Furthermore, we calculated all models using quartiles instead of splines for the variable BMI (displayed in the supplementary material). We also performed a sensitivity analysis by calculating a COX model for the outcome ‘cancer mortality’ and including only cases with a follow-up time of two years and more (also excluding deaths within the first 2 years). Finally, we tested for an interaction between smoking and BMI, as suggested by a previous publication and calculated all COX regression models separately for smokers, ex-smokers and never smokers.

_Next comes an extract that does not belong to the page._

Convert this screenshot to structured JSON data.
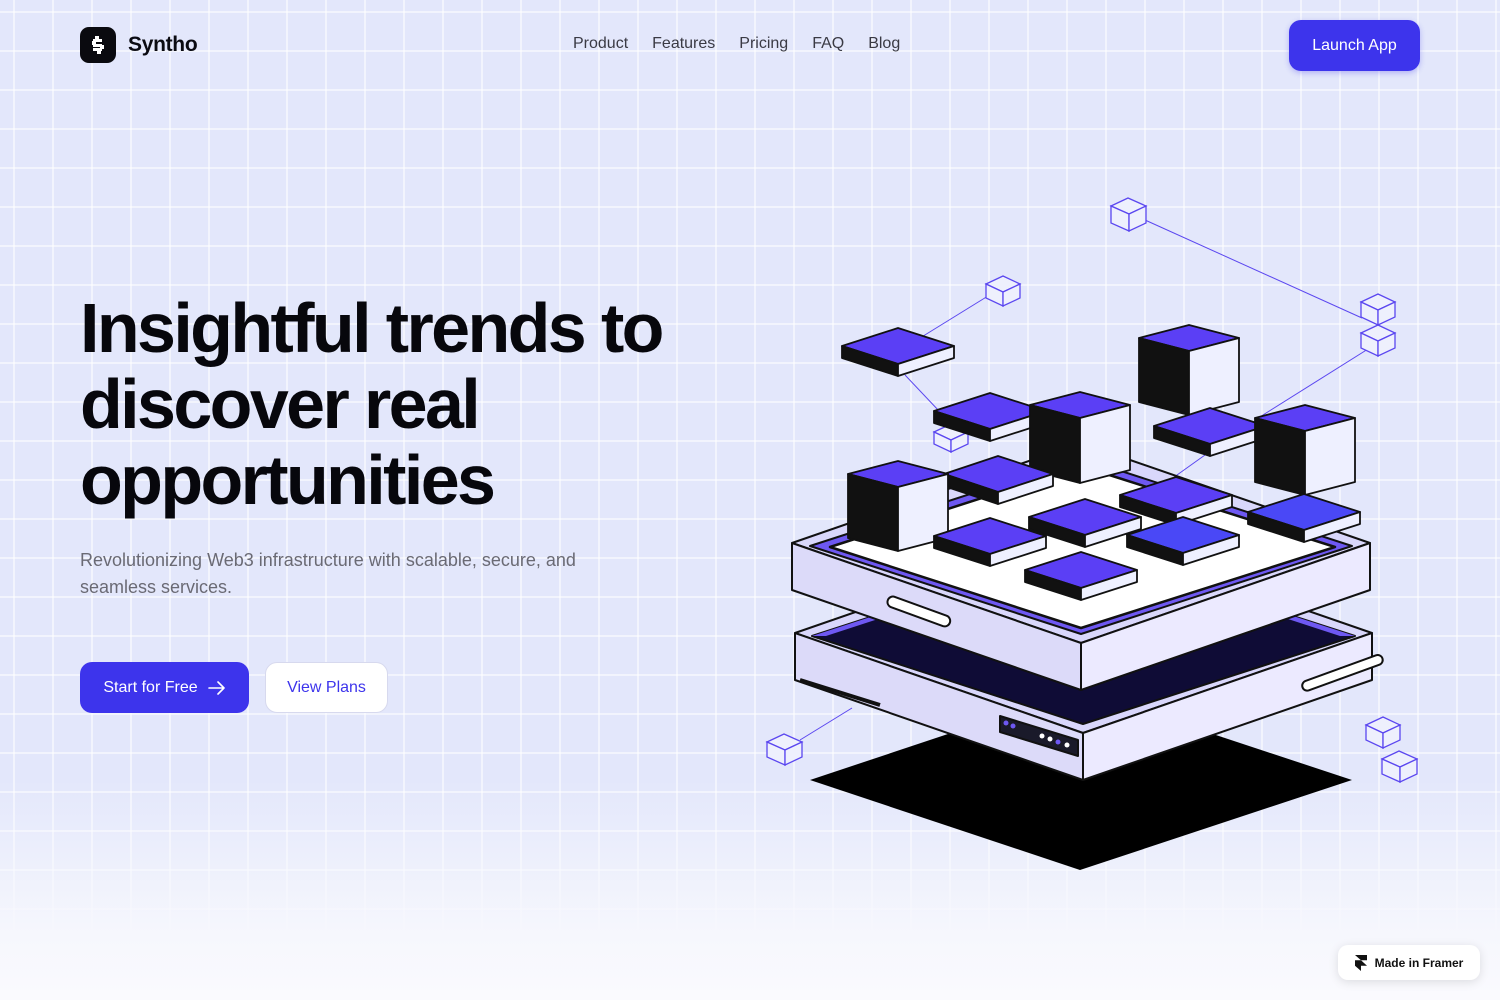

All statistical analyses were carried out with the R program version 4.3.2. A p value of < 0.05 was considered as statistically significant.

Results

Baseline characteristics of the study sample were displayed in table 1. The mean age was 63.7 (11.1) years and 73.3 % of all patients were male. During the observation period of up to ten years, 2,770 deaths were recorded among the 10,651 AMI patients. In total, 1,435 (51.8 %) deaths were attributed to CVD, 1,042 (37.6 %) to ischemic heart disease and 577 (20.8 %) to cancer. Elderly patients ≥75 years were less likely to die from cancer and had more comorbidities (diabetes, hypertension, impaired renal function) compared to AMI patients < 75 years. The percentage of current smokers decreased from 58.0 % among patients < 60 years to only 7.0 % in the group ≥ 75 years. PCI was performed in 70.5 % of all cases, with the highest frequency in the age group < 60 years and the lowest frequency among the elderly, aged ≥ 75 years.

Table 1.

Baseline characteristics of patients with and without diabetes. Categorical data presented as total numbers (%). Numeric data is presented as mean (SD) or median (IQR).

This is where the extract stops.